The Civil Service Club is a London social club, founded in 1953, for current and former members of the UK Civil Service and His Majesty's Diplomatic Service.

In advance of the wedding of the Princess Elizabeth and Philip Mountbatten, which took place on 20 November 1947 at Westminster Abbey, the Home Civil Service and Foreign Service undertook a collection for the purpose of purchasing a suitable present to celebrate the royal nuptials. Two silver salvers were purchased, after which the balance of the Wedding Fund collected by the Home Civil Service and the Foreign Service was £14,037.

The Princess Elizabeth was touched by the kindness of the gesture and made her wish known that the balance should be handed over with the express intention that it be used to establish a social facility for civil servants "on condition that membership should be available to all grades and classes at a subscription within reach of all."

A suitable premises was found at 13–15 Great Scotland Yard and the Civil Service Club in Great Scotland Yard was brought into being as a social centre for all civil servants, both serving and retired, and opened its doors on the morning of 2 February 1953 where it continues to operate to this day. Her Late Majesty The Queen was the patron of The Civil Service Club from 1953 until her death. His Majesty The King accepted the Patronage of the Civil Service Club in May 2024.

Originally the building was a horse-drawn fire station. It has large windows at the front of the property which were originally the doors. In keeping with tradition, the building next door, on the way to Whitehall, is the Metropolitan Police horse stables.
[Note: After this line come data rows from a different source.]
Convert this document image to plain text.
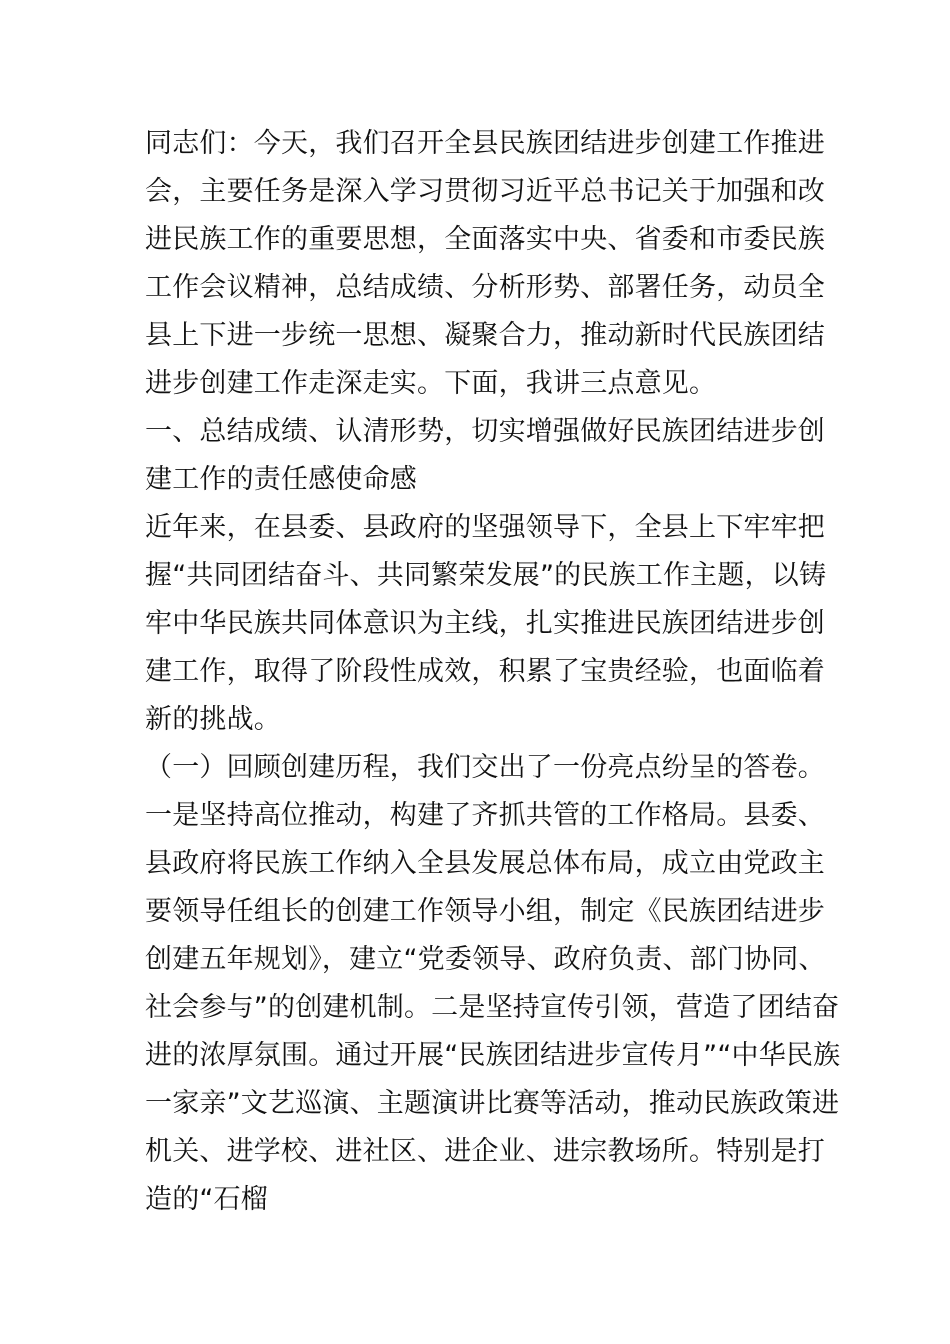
同志们：今天，我们召开全县民族团结进步创建工作推进
会，主要任务是深入学习贯彻习近平总书记关于加强和改
进民族工作的重要思想，全面落实中央、省委和市委民族
工作会议精神，总结成绩、分析形势、部署任务，动员全
县上下进一步统一思想、凝聚合力，推动新时代民族团结
进步创建工作走深走实。下面，我讲三点意见。
一、总结成绩、认清形势，切实增强做好民族团结进步创
建工作的责任感使命感
近年来，在县委、县政府的坚强领导下，全县上下牢牢把
握“共同团结奋斗、共同繁荣发展”的民族工作主题，以铸
牢中华民族共同体意识为主线，扎实推进民族团结进步创
建工作，取得了阶段性成效，积累了宝贵经验，也面临着
新的挑战。
（一）回顾创建历程，我们交出了一份亮点纷呈的答卷。
一是坚持高位推动，构建了齐抓共管的工作格局。县委、
县政府将民族工作纳入全县发展总体布局，成立由党政主
要领导任组长的创建工作领导小组，制定《民族团结进步
创建五年规划》，建立“党委领导、政府负责、部门协同、
社会参与”的创建机制。二是坚持宣传引领，营造了团结奋
进的浓厚氛围。通过开展“民族团结进步宣传月”“中华民族
一家亲”文艺巡演、主题演讲比赛等活动，推动民族政策进
机关、进学校、进社区、进企业、进宗教场所。特别是打
造的“石榴
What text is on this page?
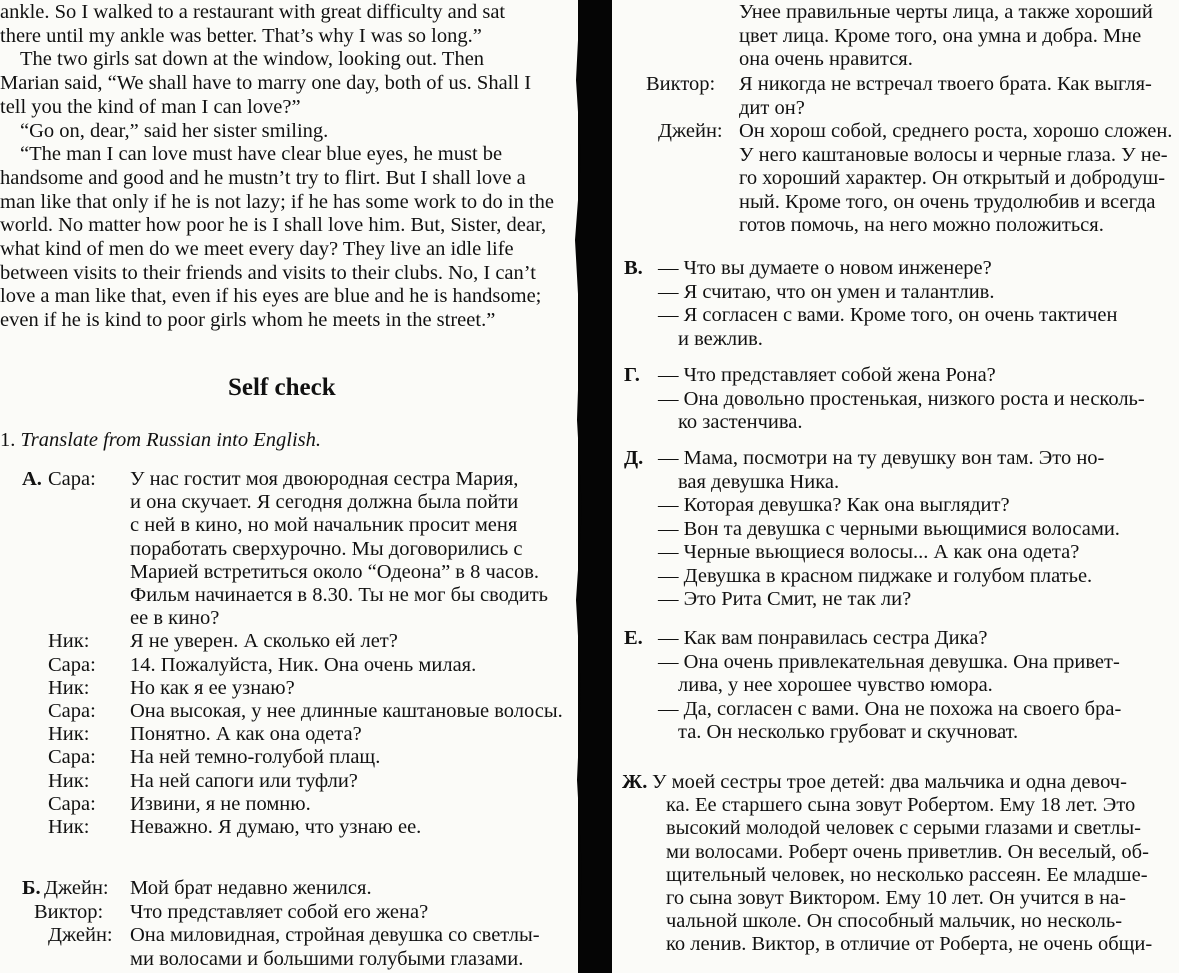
ankle. So I walked to a restaurant with great difficulty and sat
there until my ankle was better. That’s why I was so long.”
The two girls sat down at the window, looking out. Then
Marian said, “We shall have to marry one day, both of us. Shall I
tell you the kind of man I can love?”
“Go on, dear,” said her sister smiling.
“The man I can love must have clear blue eyes, he must be
handsome and good and he mustn’t try to flirt. But I shall love a
man like that only if he is not lazy; if he has some work to do in the
world. No matter how poor he is I shall love him. But, Sister, dear,
what kind of men do we meet every day? They live an idle life
between visits to their friends and visits to their clubs. No, I can’t
love a man like that, even if his eyes are blue and he is handsome;
even if he is kind to poor girls whom he meets in the street.”
Self check
1. Translate from Russian into English.
А. Сара: У нас гостит моя двоюродная сестра Мария,
и она скучает. Я сегодня должна была пойти
с ней в кино, но мой начальник просит меня
поработать сверхурочно. Мы договорились с
Марией встретиться около “Одеона” в 8 часов.
Фильм начинается в 8.30. Ты не мог бы сводить
ее в кино?
Ник: Я не уверен. А сколько ей лет?
Сара: 14. Пожалуйста, Ник. Она очень милая.
Ник: Но как я ее узнаю?
Сара: Она высокая, у нее длинные каштановые волосы.
Ник: Понятно. А как она одета?
Сара: На ней темно-голубой плащ.
Ник: На ней сапоги или туфли?
Сара: Извини, я не помню.
Ник: Неважно. Я думаю, что узнаю ее.
Б. Джейн: Мой брат недавно женился.
Виктор: Что представляет собой его жена?
Джейн: Она миловидная, стройная девушка со светлы-
ми волосами и большими голубыми глазами.
Унее правильные черты лица, а также хороший
цвет лица. Кроме того, она умна и добра. Мне
она очень нравится.
Виктор: Я никогда не встречал твоего брата. Как выгля-
дит он?
Джейн: Он хорош собой, среднего роста, хорошо сложен.
У него каштановые волосы и черные глаза. У не-
го хороший характер. Он открытый и добродуш-
ный. Кроме того, он очень трудолюбив и всегда
готов помочь, на него можно положиться.
В. — Что вы думаете о новом инженере?
— Я считаю, что он умен и талантлив.
— Я согласен с вами. Кроме того, он очень тактичен
и вежлив.
Г. — Что представляет собой жена Рона?
— Она довольно простенькая, низкого роста и несколь-
ко застенчива.
Д. — Мама, посмотри на ту девушку вон там. Это но-
вая девушка Ника.
— Которая девушка? Как она выглядит?
— Вон та девушка с черными вьющимися волосами.
— Черные вьющиеся волосы... А как она одета?
— Девушка в красном пиджаке и голубом платье.
— Это Рита Смит, не так ли?
Е. — Как вам понравилась сестра Дика?
— Она очень привлекательная девушка. Она привет-
лива, у нее хорошее чувство юмора.
— Да, согласен с вами. Она не похожа на своего бра-
та. Он несколько грубоват и скучноват.
Ж. У моей сестры трое детей: два мальчика и одна девоч-
ка. Ее старшего сына зовут Робертом. Ему 18 лет. Это
высокий молодой человек с серыми глазами и светлы-
ми волосами. Роберт очень приветлив. Он веселый, об-
щительный человек, но несколько рассеян. Ее младше-
го сына зовут Виктором. Ему 10 лет. Он учится в на-
чальной школе. Он способный мальчик, но несколь-
ко ленив. Виктор, в отличие от Роберта, не очень общи-
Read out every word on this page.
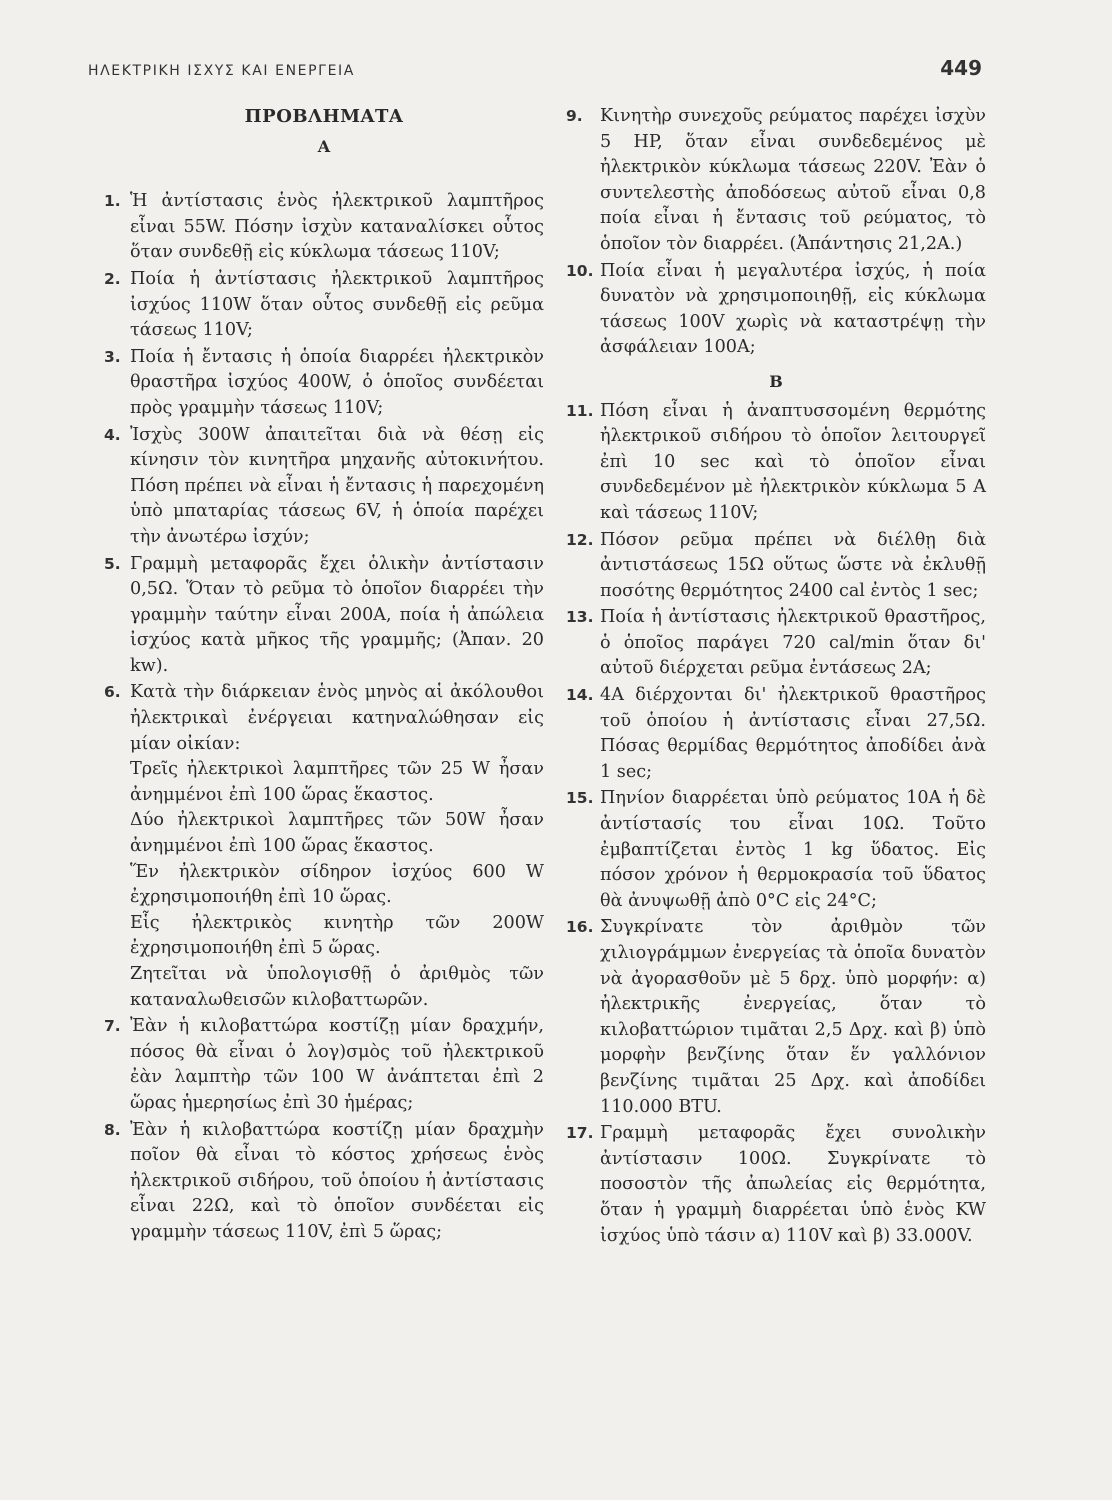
ΗΛΕΚΤΡΙΚΗ ΙΣΧΥΣ ΚΑΙ ΕΝΕΡΓΕΙΑ	449
ΠΡΟΒΛΗΜΑΤΑ
Α
1. Ἡ ἀντίστασις ἑνὸς ἠλεκτρικοῦ λαμπτῆρος εἶναι 55W. Πόσην ἰσχὺν καταναλίσκει οὗτος ὅταν συνδεθῇ εἰς κύκλωμα τάσεως 110V;
2. Ποία ἡ ἀντίστασις ἠλεκτρικοῦ λαμπτῆρος ἰσχύος 110W ὅταν οὗτος συνδεθῇ εἰς ρεῦμα τάσεως 110V;
3. Ποία ἡ ἔντασις ἡ ὁποία διαρρέει ἠλεκτρικὸν θραστῆρα ἰσχύος 400W, ὁ ὁποῖος συνδέεται πρὸς γραμμὴν τάσεως 110V;
4. Ἰσχὺς 300W ἀπαιτεῖται διὰ νὰ θέσῃ εἰς κίνησιν τὸν κινητῆρα μηχανῆς αὐτοκινήτου. Πόση πρέπει νὰ εἶναι ἡ ἔντασις ἡ παρεχομένη ὑπὸ μπαταρίας τάσεως 6V, ἡ ὁποία παρέχει τὴν ἀνωτέρω ἰσχύν;
5. Γραμμὴ μεταφορᾶς ἔχει ὁλικὴν ἀντίστασιν 0,5Ω. Ὅταν τὸ ρεῦμα τὸ ὁποῖον διαρρέει τὴν γραμμὴν ταύτην εἶναι 200A, ποία ἡ ἀπώλεια ἰσχύος κατὰ μῆκος τῆς γραμμῆς; (Ἀπαν. 20 kw).
6. Κατὰ τὴν διάρκειαν ἑνὸς μηνὸς αἱ ἀκόλουθοι ἠλεκτρικαὶ ἐνέργειαι κατηναλώθησαν εἰς μίαν οἰκίαν:
Τρεῖς ἠλεκτρικοὶ λαμπτῆρες τῶν 25 W ἦσαν ἀνημμένοι ἐπὶ 100 ὥρας ἕκαστος.
Δύο ἠλεκτρικοὶ λαμπτῆρες τῶν 50W ἦσαν ἀνημμένοι ἐπὶ 100 ὥρας ἕκαστος.
Ἕν ἠλεκτρικὸν σίδηρον ἰσχύος 600 W ἐχρησιμοποιήθη ἐπὶ 10 ὥρας.
Εἷς ἠλεκτρικὸς κινητὴρ τῶν 200W ἐχρησιμοποιήθη ἐπὶ 5 ὥρας.
Ζητεῖται νὰ ὑπολογισθῇ ὁ ἀριθμὸς τῶν καταναλωθεισῶν κιλοβαττωρῶν.
7. Ἐὰν ἡ κιλοβαττώρα κοστίζῃ μίαν δραχμήν, πόσος θὰ εἶναι ὁ λογ)σμὸς τοῦ ἠλεκτρικοῦ ἐὰν λαμπτὴρ τῶν 100 W ἀνάπτεται ἐπὶ 2 ὥρας ἡμερησίως ἐπὶ 30 ἡμέρας;
8. Ἐὰν ἡ κιλοβαττώρα κοστίζῃ μίαν δραχμὴν ποῖον θὰ εἶναι τὸ κόστος χρήσεως ἑνὸς ἠλεκτρικοῦ σιδήρου, τοῦ ὁποίου ἡ ἀντίστασις εἶναι 22Ω, καὶ τὸ ὁποῖον συνδέεται εἰς γραμμὴν τάσεως 110V, ἐπὶ 5 ὥρας;
9. Κινητὴρ συνεχοῦς ρεύματος παρέχει ἰσχὺν 5 HP, ὅταν εἶναι συνδεδεμένος μὲ ἠλεκτρικὸν κύκλωμα τάσεως 220V. Ἐὰν ὁ συντελεστὴς ἀποδόσεως αὐτοῦ εἶναι 0,8 ποία εἶναι ἡ ἔντασις τοῦ ρεύματος, τὸ ὁποῖον τὸν διαρρέει. (Ἀπάντησις 21,2A.)
10. Ποία εἶναι ἡ μεγαλυτέρα ἰσχύς, ἡ ποία δυνατὸν νὰ χρησιμοποιηθῇ, εἰς κύκλωμα τάσεως 100V χωρὶς νὰ καταστρέψῃ τὴν ἀσφάλειαν 100A;
Β
11. Πόση εἶναι ἡ ἀναπτυσσομένη θερμότης ἠλεκτρικοῦ σιδήρου τὸ ὁποῖον λειτουργεῖ ἐπὶ 10 sec καὶ τὸ ὁποῖον εἶναι συνδεδεμένον μὲ ἠλεκτρικὸν κύκλωμα 5 A καὶ τάσεως 110V;
12. Πόσον ρεῦμα πρέπει νὰ διέλθῃ διὰ ἀντιστάσεως 15Ω οὕτως ὥστε νὰ ἐκλυθῇ ποσότης θερμότητος 2400 cal ἐντὸς 1 sec;
13. Ποία ἡ ἀντίστασις ἠλεκτρικοῦ θραστῆρος, ὁ ὁποῖος παράγει 720 cal/min ὅταν δι' αὐτοῦ διέρχεται ρεῦμα ἐντάσεως 2A;
14. 4A διέρχονται δι' ἠλεκτρικοῦ θραστῆρος τοῦ ὁποίου ἡ ἀντίστασις εἶναι 27,5Ω. Πόσας θερμίδας θερμότητος ἀποδίδει ἀνὰ 1 sec;
15. Πηνίον διαρρέεται ὑπὸ ρεύματος 10A ἡ δὲ ἀντίστασίς του εἶναι 10Ω. Τοῦτο ἐμβαπτίζεται ἐντὸς 1 kg ὕδατος. Εἰς πόσον χρόνον ἡ θερμοκρασία τοῦ ὕδατος θὰ ἀνυψωθῇ ἀπὸ 0°C εἰς 24°C;
16. Συγκρίνατε τὸν ἀριθμὸν τῶν χιλιογράμμων ἐνεργείας τὰ ὁποῖα δυνατὸν νὰ ἀγορασθοῦν μὲ 5 δρχ. ὑπὸ μορφήν: α) ἠλεκτρικῆς ἐνεργείας, ὅταν τὸ κιλοβαττώριον τιμᾶται 2,5 Δρχ. καὶ β) ὑπὸ μορφὴν βενζίνης ὅταν ἕν γαλλόνιον βενζίνης τιμᾶται 25 Δρχ. καὶ ἀποδίδει 110.000 BTU.
17. Γραμμὴ μεταφορᾶς ἔχει συνολικὴν ἀντίστασιν 100Ω. Συγκρίνατε τὸ ποσοστὸν τῆς ἀπωλείας εἰς θερμότητα, ὅταν ἡ γραμμὴ διαρρέεται ὑπὸ ἑνὸς KW ἰσχύος ὑπὸ τάσιν α) 110V καὶ β) 33.000V.
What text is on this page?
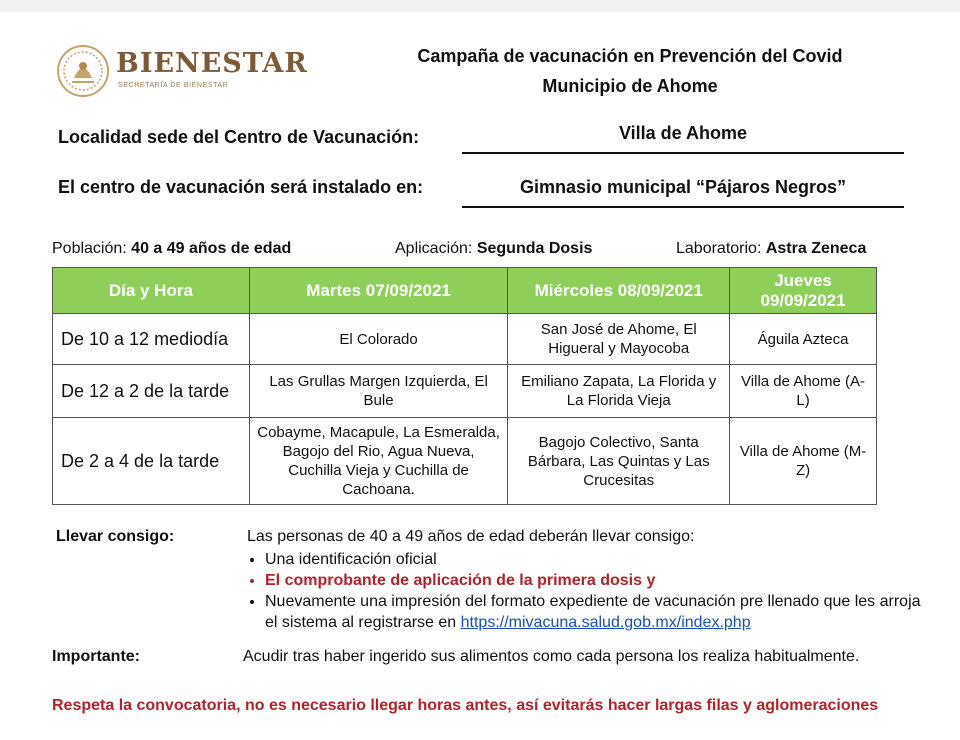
BIENESTAR
SECRETARÍA DE BIENESTAR
Campaña de vacunación en Prevención del Covid
Municipio de Ahome
Localidad sede del Centro de Vacunación:	Villa de Ahome
El centro de vacunación será instalado en:	Gimnasio municipal “Pájaros Negros”
Población: 40 a 49 años de edad	Aplicación: Segunda Dosis	Laboratorio: Astra Zeneca
Día y Hora	Martes 07/09/2021	Miércoles 08/09/2021	Jueves 09/09/2021
De 10 a 12 mediodía	El Colorado	San José de Ahome, El Higueral y Mayocoba	Águila Azteca
De 12 a 2 de la tarde	Las Grullas Margen Izquierda, El Bule	Emiliano Zapata, La Florida y La Florida Vieja	Villa de Ahome (A-L)
De 2 a 4 de la tarde	Cobayme, Macapule, La Esmeralda, Bagojo del Rio, Agua Nueva, Cuchilla Vieja y Cuchilla de Cachoana.	Bagojo Colectivo, Santa Bárbara, Las Quintas y Las Crucesitas	Villa de Ahome (M-Z)
Llevar consigo:	Las personas de 40 a 49 años de edad deberán llevar consigo:
• Una identificación oficial
• El comprobante de aplicación de la primera dosis y
• Nuevamente una impresión del formato expediente de vacunación pre llenado que les arroja el sistema al registrarse en https://mivacuna.salud.gob.mx/index.php
Importante:	Acudir tras haber ingerido sus alimentos como cada persona los realiza habitualmente.
Respeta la convocatoria, no es necesario llegar horas antes, así evitarás hacer largas filas y aglomeraciones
The club provides a bar bistro with pub-style food, several meeting rooms and accommodation for members. It is a membership club for serving and former civil servants.

==In popular culture==
In Ben Schott's homage to P. G. Wodehouse, Jeeves and the King of Clubs, Lord MacAuslan explains how the Associated Civil Service Club was once unable to get rid of an unpopular member. In the end, the committee forfeited the clubhouse lease, dissolved the club and reopened round the corner with a different name, but an identical membership, save one. "Does it not seem a remarkably expensive and convoluted undertaking to eject a single member?" a character asks. "Perhaps," says Lord MacAuslan, "but let us not forget, they were civil servants."